# Data analysis of Climate change

## I. Create a Database

In [1]:
import pandas as pd
import seaborn as sns
from matplotlib import pyplot as plt
import numpy as np

# First import useful tools for data analysis

Then we need to access and read three tables.(temperatures stations and countries)  
Using pd.read_csv()

In [11]:
temps = pd.read_csv('temps.csv')
#Since I already download the file, just import is enougha

In [12]:
temps.head(5)

Unnamed: 0,ID,Year,VALUE1,VALUE2,VALUE3,VALUE4,VALUE5,VALUE6,VALUE7,VALUE8,VALUE9,VALUE10,VALUE11,VALUE12
0,ACW00011604,1961,-89.0,236.0,472.0,773.0,1128.0,1599.0,1570.0,1481.0,1413.0,1174.0,510.0,-39.0
1,ACW00011604,1962,113.0,85.0,-154.0,635.0,908.0,1381.0,1510.0,1393.0,1163.0,994.0,323.0,-126.0
2,ACW00011604,1963,-713.0,-553.0,-99.0,541.0,1224.0,1627.0,1620.0,1596.0,1332.0,940.0,566.0,-108.0
3,ACW00011604,1964,62.0,-85.0,55.0,738.0,1219.0,1442.0,1506.0,1557.0,1221.0,788.0,546.0,112.0
4,ACW00011604,1965,44.0,-105.0,38.0,590.0,987.0,1500.0,1487.0,1477.0,1377.0,974.0,31.0,-178.0


As provided, the data set contains the following columns: 

- `ID`: the ID number of the station.

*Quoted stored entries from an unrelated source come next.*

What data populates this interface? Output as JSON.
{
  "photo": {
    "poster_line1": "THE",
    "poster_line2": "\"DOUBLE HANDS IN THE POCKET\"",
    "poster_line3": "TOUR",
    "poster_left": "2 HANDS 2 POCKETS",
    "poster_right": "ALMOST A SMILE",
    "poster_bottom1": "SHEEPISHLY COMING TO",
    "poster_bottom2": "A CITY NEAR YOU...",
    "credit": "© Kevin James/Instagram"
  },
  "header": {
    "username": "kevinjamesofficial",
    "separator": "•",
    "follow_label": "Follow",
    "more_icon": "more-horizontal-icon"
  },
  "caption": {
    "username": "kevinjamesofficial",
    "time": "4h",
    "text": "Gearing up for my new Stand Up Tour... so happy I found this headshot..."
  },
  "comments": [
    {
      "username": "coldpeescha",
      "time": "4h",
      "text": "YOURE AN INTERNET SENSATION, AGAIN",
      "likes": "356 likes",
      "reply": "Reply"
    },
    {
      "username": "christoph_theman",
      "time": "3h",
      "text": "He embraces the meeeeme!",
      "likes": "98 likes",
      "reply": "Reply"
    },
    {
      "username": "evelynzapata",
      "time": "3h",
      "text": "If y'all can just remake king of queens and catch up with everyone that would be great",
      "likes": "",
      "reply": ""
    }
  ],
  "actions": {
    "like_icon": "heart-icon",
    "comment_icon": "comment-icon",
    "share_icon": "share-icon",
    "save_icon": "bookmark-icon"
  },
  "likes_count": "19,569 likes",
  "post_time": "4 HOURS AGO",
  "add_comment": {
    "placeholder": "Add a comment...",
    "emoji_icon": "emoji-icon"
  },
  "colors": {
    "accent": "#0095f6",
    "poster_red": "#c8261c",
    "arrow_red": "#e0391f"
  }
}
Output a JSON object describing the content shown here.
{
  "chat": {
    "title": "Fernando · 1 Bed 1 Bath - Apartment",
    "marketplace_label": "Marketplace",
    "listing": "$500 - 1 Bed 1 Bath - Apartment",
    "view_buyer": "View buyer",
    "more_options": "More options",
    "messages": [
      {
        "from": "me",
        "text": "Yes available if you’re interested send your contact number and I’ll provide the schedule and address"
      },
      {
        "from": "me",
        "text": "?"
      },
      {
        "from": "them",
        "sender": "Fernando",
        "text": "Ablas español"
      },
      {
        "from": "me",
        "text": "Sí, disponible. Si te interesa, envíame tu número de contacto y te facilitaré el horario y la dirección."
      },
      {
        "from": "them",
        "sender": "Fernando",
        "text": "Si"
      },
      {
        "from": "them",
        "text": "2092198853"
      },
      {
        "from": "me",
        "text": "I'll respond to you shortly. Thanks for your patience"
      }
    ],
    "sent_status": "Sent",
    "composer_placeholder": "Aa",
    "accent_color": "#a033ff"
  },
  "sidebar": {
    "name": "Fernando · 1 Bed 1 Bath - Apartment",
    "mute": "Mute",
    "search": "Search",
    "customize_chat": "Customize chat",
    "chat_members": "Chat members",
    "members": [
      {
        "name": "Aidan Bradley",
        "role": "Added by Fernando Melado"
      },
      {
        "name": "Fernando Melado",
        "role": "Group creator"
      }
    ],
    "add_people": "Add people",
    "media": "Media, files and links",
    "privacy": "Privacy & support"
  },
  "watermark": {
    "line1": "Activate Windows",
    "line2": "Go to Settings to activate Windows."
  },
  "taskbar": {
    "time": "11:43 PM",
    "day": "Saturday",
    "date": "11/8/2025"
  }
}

We can use this to figure out which country the station is in, as well as the spatial location of the station. 
- `Year`: the year of the measurement. 
- `VALUE1`-`VALUE12`: the temperature measurements themselves. `VALUE1` contains the temperature measurements for January, `VALUE2` for February, and so on. 
- The measurements are in hundredths of a degree, Celsius. 

And such data is hard to deal with, we may need to do some changes so that each months' data is in a single column. 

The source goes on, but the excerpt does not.